Hawaiian style of quilting has international appeal
By Karin Stanton
By Karin Stanton
KAILUA, Kona, Hawai'i — Quilts usually spread across a bed, a couch or even a wall.
Hawaiian-style quilts, with their distinctive snowflake patterns, have spread from New Hampshire to Japan.
Some 125 quilters from Hawai'i, the Mainland, Japan, Australia and New Zealand are displaying their work this weekend at the 14th Quilt Hawaii conference at the Keauhou Bay Sheraton Resort & Spa in Keauhou.
"We have so many Hawaiian-style quilts this year. They are just amazing," said Faye Labanaris, founder of Quilt Hawaii. "Hawai'i quilts are becoming a bit more contemporary — growing and changing. And, of course, this conference is so much all about sharing."
Mary Haunani Cesar, of Kailua, O'ahu, is considered one of Hawai'i's premier quilters and has been surprised to see her quilt pattern catalogs show up in far-off places such as Turkey.
In addition to teaching at this weekend's conference and in regular classes on O'ahu, Cesar travels the globe to share her craft.
"It's another way to preserve and tell about our culture," she said.
Cesar said the Hawaiian style can be defined simply as a symmetrical design based on eight — essentially the shapes created by folding and cutting paper, then unfolding to reveal a snowflake pattern.
Hawaiian-style quilts usually include only two colors, including a plain background and the snowflakes in a different color.
This style has its origins with the wives of missionaries, who brought family heirloom quilts with them from the Mainland 150 years ago. Hawaiian women, already skilled and resourceful crafters, wanted to learn how to quilt.
At first, their task was to cut out the snowflakes. While Hawaiian women likely did not relate well to the term "snowflake," they were familiar with similar dye stamp patterns used in tapa.
From there, they adapted and developed their own style, which eventually was exported back to the Mainland and beyond.
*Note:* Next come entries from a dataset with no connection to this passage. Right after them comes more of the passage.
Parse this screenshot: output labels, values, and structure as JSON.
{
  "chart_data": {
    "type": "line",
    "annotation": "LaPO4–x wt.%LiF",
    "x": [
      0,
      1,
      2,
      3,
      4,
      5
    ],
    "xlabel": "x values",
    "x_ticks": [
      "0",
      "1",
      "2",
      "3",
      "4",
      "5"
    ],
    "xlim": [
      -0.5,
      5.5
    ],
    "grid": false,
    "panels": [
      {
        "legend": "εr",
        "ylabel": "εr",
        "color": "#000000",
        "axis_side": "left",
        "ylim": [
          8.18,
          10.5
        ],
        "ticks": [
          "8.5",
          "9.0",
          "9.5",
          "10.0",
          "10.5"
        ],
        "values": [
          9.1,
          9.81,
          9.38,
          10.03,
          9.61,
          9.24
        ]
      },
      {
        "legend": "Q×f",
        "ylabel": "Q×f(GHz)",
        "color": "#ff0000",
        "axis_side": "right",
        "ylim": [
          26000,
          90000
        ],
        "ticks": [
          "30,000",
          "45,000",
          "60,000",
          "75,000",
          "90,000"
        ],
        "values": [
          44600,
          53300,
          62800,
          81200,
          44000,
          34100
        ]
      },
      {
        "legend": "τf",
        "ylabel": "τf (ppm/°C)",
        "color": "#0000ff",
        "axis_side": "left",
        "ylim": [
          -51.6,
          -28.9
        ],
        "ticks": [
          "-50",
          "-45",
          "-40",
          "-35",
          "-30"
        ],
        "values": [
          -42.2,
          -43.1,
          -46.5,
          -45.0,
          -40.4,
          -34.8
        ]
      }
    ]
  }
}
Labanaris has long shared her love of traditional Hawaiian-style quilting with students in her native Dover, N.H.
"I've been teaching for years and had always told my students we would visit Hawai'i together one day," she said. "Eventually one of students said, 'Have you picked the day yet?' And that started it."
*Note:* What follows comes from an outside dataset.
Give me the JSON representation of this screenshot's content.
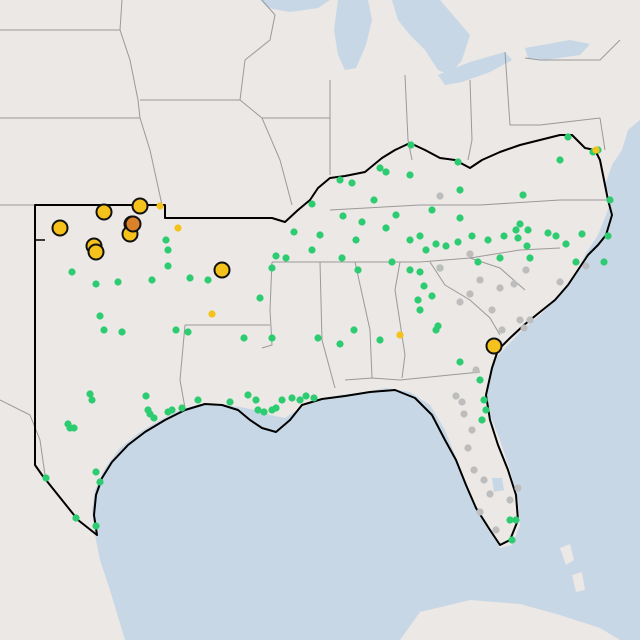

In 1992, Labanaris planned a 10-day tour of O'ahu that included one lecture and a luncheon for 24 participants.
It was so successful, the group returned two years later for a conference in Waikoloa on the Big Island.
There, Labanaris talked Ellen Peters, also a New Hampshire resident, into partnering up and organizing regular conferences through Quilt Hawaii.
This year is the 14th conference, which lasts five days and features 40 workshops covering topics and techniques for using machines, hand sewing, ribbon, painting, Japanese fabrics and Hawaiian styles.
Quilters also will compete in an "Ugly Fabric Contest," then auction off the ugliest to benefit a breast cancer charity.
About 20 of the quilts on display are for sale, ranging in price from $100 to $4,000.